Yields have risen because the market seems to suggest that the US inflation rate will continue rising. Furthermore, it has already risen from last year’s low of less than 0.5% to 1.4% in January. As such, they believe that the upcoming stimulus in the US will push the rate higher.
A high inflation rate in the US will lead to high-interest rates and monetary policy tightening by the Federal Reserve. High rates in the US will then make emerging market and risky assets less attractive.
The USD/ZAR price has risen even after the relatively positive economic data from South Africa. This week, data by Markit and Standard Bank showed that the manufacturing PMI rose from 50 in January to 53 in February.

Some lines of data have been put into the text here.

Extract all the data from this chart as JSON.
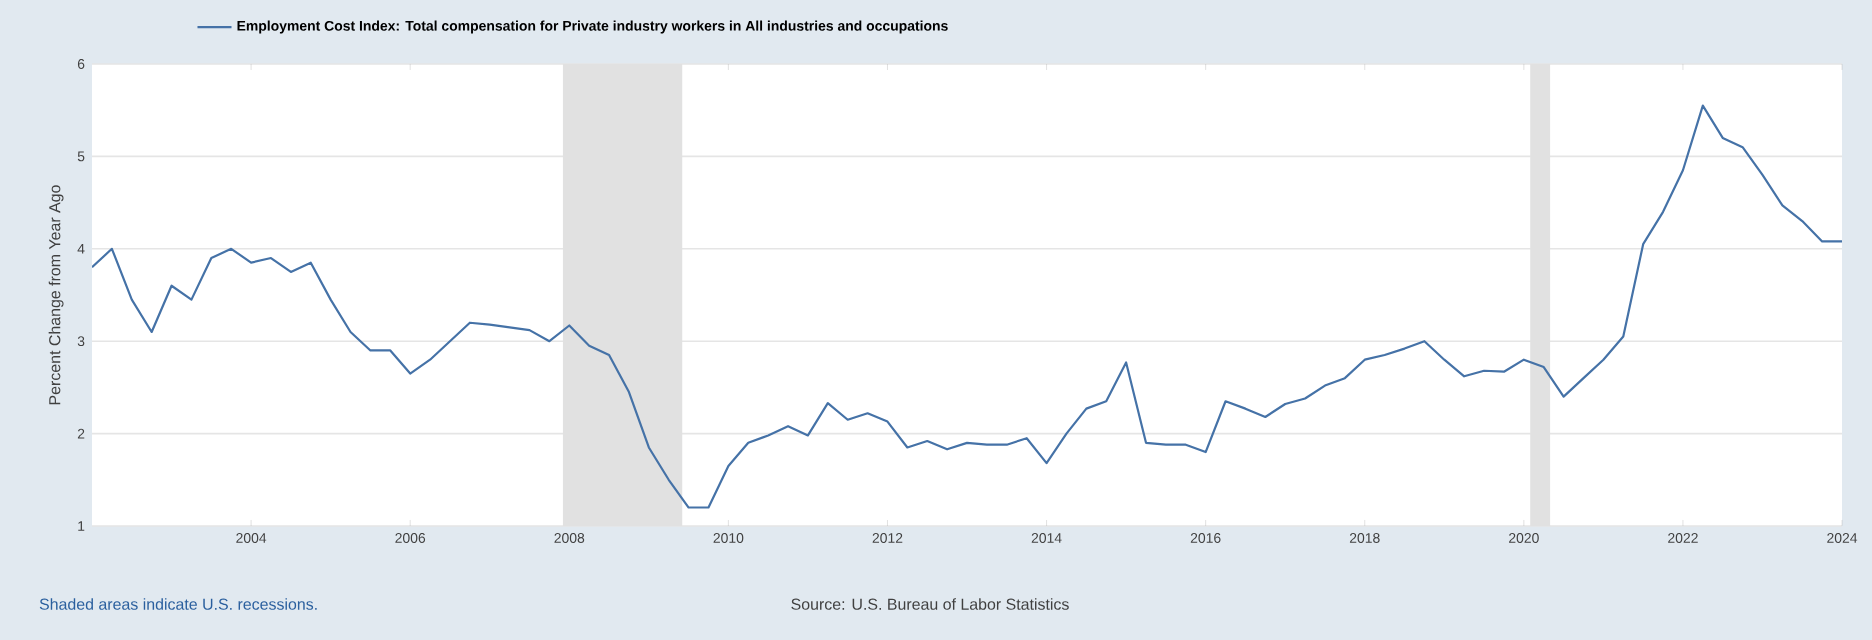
{
  "chart_data": {
    "type": "line",
    "ylabel": "Percent Change from Year Ago",
    "annotations": [
      "Shaded areas indicate U.S. recessions.",
      "Source: U.S. Bureau of Labor Statistics"
    ],
    "x": [
      2002.0,
      2002.25,
      2002.5,
      2002.75,
      2003.0,
      2003.25,
      2003.5,
      2003.75,
      2004.0,
      2004.25,
      2004.5,
      2004.75,
      2005.0,
      2005.25,
      2005.5,
      2005.75,
      2006.0,
      2006.25,
      2006.5,
      2006.75,
      2007.0,
      2007.25,
      2007.5,
      2007.75,
      2008.0,
      2008.25,
      2008.5,
      2008.75,
      2009.0,
      2009.25,
      2009.5,
      2009.75,
      2010.0,
      2010.25,
      2010.5,
      2010.75,
      2011.0,
      2011.25,
      2011.5,
      2011.75,
      2012.0,
      2012.25,
      2012.5,
      2012.75,
      2013.0,
      2013.25,
      2013.5,
      2013.75,
      2014.0,
      2014.25,
      2014.5,
      2014.75,
      2015.0,
      2015.25,
      2015.5,
      2015.75,
      2016.0,
      2016.25,
      2016.5,
      2016.75,
      2017.0,
      2017.25,
      2017.5,
      2017.75,
      2018.0,
      2018.25,
      2018.5,
      2018.75,
      2019.0,
      2019.25,
      2019.5,
      2019.75,
      2020.0,
      2020.25,
      2020.5,
      2020.75,
      2021.0,
      2021.25,
      2021.5,
      2021.75,
      2022.0,
      2022.25,
      2022.5,
      2022.75,
      2023.0,
      2023.25,
      2023.5,
      2023.75,
      2024.0
    ],
    "series": [
      {
        "name": "Employment Cost Index: Total compensation for Private industry workers in All industries and occupations",
        "color": "#4572a7",
        "values": [
          3.8,
          4.0,
          3.45,
          3.1,
          3.6,
          3.45,
          3.9,
          4.0,
          3.85,
          3.9,
          3.75,
          3.85,
          3.45,
          3.1,
          2.9,
          2.9,
          2.65,
          2.8,
          3.0,
          3.2,
          3.18,
          3.15,
          3.12,
          3.0,
          3.17,
          2.95,
          2.85,
          2.45,
          1.85,
          1.5,
          1.2,
          1.2,
          1.65,
          1.9,
          1.98,
          2.08,
          1.98,
          2.33,
          2.15,
          2.22,
          2.13,
          1.85,
          1.92,
          1.83,
          1.9,
          1.88,
          1.88,
          1.95,
          1.68,
          2.0,
          2.27,
          2.35,
          2.77,
          1.9,
          1.88,
          1.88,
          1.8,
          2.35,
          2.27,
          2.18,
          2.32,
          2.38,
          2.52,
          2.6,
          2.8,
          2.85,
          2.92,
          3.0,
          2.8,
          2.62,
          2.68,
          2.67,
          2.8,
          2.72,
          2.4,
          2.6,
          2.8,
          3.05,
          4.05,
          4.4,
          4.85,
          5.55,
          5.2,
          5.1,
          4.8,
          4.47,
          4.3,
          4.08,
          4.08
        ]
      }
    ],
    "xlim": [
      2002,
      2024
    ],
    "ylim": [
      1,
      6
    ],
    "xticks": [
      2004,
      2006,
      2008,
      2010,
      2012,
      2014,
      2016,
      2018,
      2020,
      2022,
      2024
    ],
    "yticks": [
      1,
      2,
      3,
      4,
      5,
      6
    ],
    "bands": [
      {
        "axis": "x",
        "from": 2007.92,
        "to": 2009.42,
        "color": "#e1e1e1"
      },
      {
        "axis": "x",
        "from": 2020.08,
        "to": 2020.33,
        "color": "#e1e1e1"
      }
    ],
    "grid": "y",
    "legend": "top left"
  }
}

Further, the number of coronavirus cases has been falling and the country aims to administer more than 700,000 vaccines by end of this month. In addition, inflation is rising, and is expected to rise further as the price of crude oil tests new highs. This will put more pressure on the central bank to act.
The USD/ZAR formed a double-bottom pattern at the 14.40 level in February. It has been rising since then. On the daily chart, the 14-day and 28-day exponential moving averages (EMA) have made a bullish crossover. Also, the price is slightly below the neckline of the double bottom at 15.66. Therefore, the pair will likely continue rising as bulls target the next key resistance at 1.1700.